Sermons

Summary: The faith of Abraham Lincoln is best expressed in the phrase he coined, “One Nation Under God!”

Abraham Lincoln

Thesis: The faith of Abraham Lincoln is best expressed in the phrase he coined, “One Nation Under God!”

Scripture Texts: On the phrase “One Nation Under God”

Genesis 18:18 – “Abraham will surely become a great and powerful nation, and all the nations on earth will be blessed through him.”

Psalm 96:3 – “Declare his glory among the nations; his marvelous deeds among all the peoples.”

Ezekiel 36:23 – “I will show the holiness of my great name, which has been profaned among the nations, the name you have profaned among them. Then the nations will know that I am the Lord, declares the Sovereign Lord, when I show myself holy through you before their eyes.”

Revelation 21:23,24 –“The city does not need the sun or the moon to shine on it, for the glory of God gives it light, and the lamb is its lamp. The nations will walk by its light, and the kings of the earth will bring their splendor into it.”

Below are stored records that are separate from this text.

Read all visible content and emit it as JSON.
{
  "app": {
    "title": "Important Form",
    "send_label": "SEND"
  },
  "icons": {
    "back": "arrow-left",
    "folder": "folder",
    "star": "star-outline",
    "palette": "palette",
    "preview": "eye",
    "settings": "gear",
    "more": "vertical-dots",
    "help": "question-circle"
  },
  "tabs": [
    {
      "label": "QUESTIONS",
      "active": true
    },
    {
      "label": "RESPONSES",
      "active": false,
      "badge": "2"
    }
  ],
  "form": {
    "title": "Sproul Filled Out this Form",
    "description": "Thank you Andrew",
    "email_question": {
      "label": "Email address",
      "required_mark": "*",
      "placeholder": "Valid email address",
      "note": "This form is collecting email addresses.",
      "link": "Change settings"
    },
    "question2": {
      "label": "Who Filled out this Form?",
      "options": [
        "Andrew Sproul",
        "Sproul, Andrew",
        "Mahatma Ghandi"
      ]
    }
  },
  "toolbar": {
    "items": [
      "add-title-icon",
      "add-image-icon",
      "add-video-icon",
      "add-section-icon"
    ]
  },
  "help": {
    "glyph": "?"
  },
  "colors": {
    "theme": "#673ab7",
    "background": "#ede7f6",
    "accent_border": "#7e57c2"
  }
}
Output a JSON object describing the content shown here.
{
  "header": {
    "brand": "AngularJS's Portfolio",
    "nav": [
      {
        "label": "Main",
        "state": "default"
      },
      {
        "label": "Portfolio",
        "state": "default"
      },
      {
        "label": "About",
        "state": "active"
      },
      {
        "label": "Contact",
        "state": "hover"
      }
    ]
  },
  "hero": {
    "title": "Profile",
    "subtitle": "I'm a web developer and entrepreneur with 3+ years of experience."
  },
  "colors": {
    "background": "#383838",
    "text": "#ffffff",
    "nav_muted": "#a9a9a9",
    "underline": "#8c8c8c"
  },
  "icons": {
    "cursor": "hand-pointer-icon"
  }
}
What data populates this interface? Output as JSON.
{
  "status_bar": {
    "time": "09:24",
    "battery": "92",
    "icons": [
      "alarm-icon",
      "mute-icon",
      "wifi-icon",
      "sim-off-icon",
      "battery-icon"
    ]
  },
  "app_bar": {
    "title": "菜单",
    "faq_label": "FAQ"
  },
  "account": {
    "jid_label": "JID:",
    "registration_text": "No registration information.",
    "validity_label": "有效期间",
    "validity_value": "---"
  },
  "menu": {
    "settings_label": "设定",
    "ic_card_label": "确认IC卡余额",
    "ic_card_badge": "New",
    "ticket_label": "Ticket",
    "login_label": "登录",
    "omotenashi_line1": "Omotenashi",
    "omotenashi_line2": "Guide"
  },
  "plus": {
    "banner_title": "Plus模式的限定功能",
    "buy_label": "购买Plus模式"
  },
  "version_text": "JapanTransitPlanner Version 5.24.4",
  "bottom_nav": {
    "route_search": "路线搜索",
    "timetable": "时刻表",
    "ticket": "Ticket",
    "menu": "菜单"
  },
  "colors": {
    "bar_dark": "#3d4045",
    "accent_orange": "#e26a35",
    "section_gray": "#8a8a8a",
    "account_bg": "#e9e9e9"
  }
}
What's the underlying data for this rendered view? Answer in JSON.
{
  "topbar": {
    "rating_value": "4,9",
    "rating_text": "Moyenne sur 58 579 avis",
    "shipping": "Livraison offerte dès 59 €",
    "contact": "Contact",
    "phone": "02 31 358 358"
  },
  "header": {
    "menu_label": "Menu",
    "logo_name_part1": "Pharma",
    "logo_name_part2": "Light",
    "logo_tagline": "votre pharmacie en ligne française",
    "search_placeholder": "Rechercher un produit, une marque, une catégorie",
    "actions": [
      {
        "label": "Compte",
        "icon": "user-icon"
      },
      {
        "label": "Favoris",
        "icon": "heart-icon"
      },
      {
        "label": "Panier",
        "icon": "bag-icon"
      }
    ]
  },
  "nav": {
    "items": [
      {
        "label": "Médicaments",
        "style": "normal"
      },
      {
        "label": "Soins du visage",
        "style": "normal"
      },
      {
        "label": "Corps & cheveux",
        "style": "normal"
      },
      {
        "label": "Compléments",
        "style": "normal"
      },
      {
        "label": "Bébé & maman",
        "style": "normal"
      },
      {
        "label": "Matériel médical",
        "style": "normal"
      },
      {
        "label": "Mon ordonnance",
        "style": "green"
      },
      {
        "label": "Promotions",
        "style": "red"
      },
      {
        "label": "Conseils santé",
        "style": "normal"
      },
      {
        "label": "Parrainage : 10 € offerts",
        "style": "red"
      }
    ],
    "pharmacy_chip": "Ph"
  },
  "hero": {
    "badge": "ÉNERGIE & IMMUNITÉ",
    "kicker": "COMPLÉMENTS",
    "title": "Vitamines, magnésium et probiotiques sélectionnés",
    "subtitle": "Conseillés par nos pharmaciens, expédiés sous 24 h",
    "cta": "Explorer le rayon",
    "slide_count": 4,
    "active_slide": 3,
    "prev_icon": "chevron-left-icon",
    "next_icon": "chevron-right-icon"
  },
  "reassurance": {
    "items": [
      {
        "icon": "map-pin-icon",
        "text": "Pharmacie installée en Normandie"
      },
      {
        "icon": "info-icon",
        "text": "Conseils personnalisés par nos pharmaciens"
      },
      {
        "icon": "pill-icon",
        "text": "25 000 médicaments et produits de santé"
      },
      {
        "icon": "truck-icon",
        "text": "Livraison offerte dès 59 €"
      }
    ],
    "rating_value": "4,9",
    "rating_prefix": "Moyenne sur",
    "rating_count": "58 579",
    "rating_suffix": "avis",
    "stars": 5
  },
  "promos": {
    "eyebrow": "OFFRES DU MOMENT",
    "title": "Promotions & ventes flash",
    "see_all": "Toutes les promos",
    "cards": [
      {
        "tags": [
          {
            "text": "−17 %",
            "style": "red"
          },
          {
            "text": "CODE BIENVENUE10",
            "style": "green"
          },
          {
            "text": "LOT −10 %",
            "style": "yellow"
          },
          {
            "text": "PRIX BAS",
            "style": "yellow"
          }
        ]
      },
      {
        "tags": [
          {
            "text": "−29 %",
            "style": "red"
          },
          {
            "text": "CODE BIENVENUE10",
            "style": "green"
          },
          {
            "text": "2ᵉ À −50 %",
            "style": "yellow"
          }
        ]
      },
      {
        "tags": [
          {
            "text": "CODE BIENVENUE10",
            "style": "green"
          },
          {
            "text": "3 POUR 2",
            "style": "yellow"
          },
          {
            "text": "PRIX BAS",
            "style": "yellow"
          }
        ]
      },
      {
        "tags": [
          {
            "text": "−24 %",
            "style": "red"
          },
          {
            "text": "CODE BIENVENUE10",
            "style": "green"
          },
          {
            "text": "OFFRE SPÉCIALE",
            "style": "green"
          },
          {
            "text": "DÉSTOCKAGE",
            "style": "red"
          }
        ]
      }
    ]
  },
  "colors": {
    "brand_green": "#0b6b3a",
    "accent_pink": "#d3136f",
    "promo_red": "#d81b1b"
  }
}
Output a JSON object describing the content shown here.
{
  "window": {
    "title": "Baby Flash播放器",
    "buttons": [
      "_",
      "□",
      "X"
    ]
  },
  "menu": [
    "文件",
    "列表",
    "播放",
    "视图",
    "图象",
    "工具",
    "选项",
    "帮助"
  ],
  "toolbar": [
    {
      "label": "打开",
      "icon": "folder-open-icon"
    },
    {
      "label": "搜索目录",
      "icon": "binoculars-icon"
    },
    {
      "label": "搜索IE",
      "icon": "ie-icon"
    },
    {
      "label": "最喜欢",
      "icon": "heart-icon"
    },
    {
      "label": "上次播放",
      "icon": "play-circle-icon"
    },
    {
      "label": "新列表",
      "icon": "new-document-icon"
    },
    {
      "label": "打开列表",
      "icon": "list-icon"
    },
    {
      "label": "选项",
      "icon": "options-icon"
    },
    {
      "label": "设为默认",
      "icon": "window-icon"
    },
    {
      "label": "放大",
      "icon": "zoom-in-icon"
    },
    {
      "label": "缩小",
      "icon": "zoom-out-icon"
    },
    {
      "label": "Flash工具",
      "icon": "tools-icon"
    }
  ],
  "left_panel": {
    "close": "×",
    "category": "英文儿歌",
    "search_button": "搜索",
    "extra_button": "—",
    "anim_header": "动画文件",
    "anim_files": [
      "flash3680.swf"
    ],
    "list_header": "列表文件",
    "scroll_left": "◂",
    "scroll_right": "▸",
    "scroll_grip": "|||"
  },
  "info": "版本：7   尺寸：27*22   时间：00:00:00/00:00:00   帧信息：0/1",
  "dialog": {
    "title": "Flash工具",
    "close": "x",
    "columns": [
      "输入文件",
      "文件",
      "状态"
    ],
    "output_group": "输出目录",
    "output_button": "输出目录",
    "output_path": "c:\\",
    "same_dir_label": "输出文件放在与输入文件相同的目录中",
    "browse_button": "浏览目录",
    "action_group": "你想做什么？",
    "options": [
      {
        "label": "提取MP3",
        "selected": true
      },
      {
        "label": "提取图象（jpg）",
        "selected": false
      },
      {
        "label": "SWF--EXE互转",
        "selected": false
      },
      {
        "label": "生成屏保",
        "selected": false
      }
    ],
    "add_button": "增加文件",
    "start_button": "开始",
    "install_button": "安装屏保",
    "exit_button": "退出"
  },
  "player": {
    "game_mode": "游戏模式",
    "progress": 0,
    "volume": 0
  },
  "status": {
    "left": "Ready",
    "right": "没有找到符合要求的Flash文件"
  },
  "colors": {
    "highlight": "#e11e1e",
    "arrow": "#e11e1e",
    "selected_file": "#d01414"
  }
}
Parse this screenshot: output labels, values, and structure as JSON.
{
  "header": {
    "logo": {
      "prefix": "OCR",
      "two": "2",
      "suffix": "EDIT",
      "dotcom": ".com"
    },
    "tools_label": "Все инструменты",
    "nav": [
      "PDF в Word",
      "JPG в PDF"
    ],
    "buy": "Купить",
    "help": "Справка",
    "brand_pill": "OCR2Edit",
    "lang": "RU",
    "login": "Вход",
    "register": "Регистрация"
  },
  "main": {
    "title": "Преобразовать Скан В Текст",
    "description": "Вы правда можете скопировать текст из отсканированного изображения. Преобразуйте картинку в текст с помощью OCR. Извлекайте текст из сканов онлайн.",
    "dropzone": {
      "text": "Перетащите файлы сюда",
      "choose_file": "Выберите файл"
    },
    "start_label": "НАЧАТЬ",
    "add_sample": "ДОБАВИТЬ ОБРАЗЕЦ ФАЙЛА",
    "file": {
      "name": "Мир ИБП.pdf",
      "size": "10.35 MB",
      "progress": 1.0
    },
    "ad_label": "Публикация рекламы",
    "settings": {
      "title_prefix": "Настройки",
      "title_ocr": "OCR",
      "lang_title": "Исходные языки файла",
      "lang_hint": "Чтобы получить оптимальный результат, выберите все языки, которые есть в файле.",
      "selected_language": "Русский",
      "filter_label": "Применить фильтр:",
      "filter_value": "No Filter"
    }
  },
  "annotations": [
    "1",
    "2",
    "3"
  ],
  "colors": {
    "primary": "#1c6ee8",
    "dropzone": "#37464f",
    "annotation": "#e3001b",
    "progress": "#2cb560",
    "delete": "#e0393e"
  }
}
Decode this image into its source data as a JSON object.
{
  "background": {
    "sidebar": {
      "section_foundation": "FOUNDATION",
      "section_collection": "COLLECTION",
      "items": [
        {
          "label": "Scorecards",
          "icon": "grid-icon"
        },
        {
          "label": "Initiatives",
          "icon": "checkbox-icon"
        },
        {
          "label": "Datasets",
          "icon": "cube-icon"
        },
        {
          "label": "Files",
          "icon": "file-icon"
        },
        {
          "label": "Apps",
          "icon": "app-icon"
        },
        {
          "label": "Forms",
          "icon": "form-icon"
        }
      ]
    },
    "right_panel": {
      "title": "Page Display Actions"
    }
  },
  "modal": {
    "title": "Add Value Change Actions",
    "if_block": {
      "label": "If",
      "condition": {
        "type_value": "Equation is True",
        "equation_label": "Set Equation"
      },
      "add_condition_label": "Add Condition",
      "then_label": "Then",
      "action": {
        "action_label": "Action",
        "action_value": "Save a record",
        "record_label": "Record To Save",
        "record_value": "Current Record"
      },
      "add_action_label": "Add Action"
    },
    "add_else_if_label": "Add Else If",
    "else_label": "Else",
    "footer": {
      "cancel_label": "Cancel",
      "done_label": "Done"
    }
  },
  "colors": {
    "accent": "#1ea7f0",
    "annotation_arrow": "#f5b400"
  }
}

A verse quoted by Lincoln on the condition of the country during his terms:

Matthew 12:25 “Jesus knew their thoughts and said to them, ‘Every kingdom divided against itself will be ruined, and every city or household divided against itself will not stand.’”

Introduction:

Abraham Lincoln was a man who at first started out not having a thing to do with religion. He was the only president who never belonged to any church or denomination. Yet this man came to be inspired by the Bible and by God’s direction in his life and the country’s life. He was president during the bloodiest war to ever have happened on the soil of the United States. He watched many young men die and saw his country divided and in his day the church also was divided. He witnessed men speaking for God on both sides of the conflicts as if God was at their beckon call and justifying their own causes and their own victories in battles. As I have read up on Lincoln I am amazed at the insights he had on how God perceived the war and the victories-and the defeats. Abraham Lincoln had faith in God but little faith in the churches of the day. Listen to his comments on the religious meaning of war by him:

The will of God prevails. In great contests each party claims to act in accordance with the will of God. Both may be, and one must be, wrong. God can not be for and against the same thing at the same time. In the present civil war it is quite possible that God’s purpose is something different from the purpose of either party-and yet the human instrumentalities, working just as they do, are of the best adaptation to effect His Purpose. I am almost ready to say this is probably true-that God wills this contest, and wills that it shall not end yet. By his mere quiet power, on the minds of the now contestants, He could have either saved or destroyed the Union without a human contest. Yet the contest began. And having begun He could give the final victory to either side any day. Yet the contest proceeds” (Christian History, Issue 33- page 12).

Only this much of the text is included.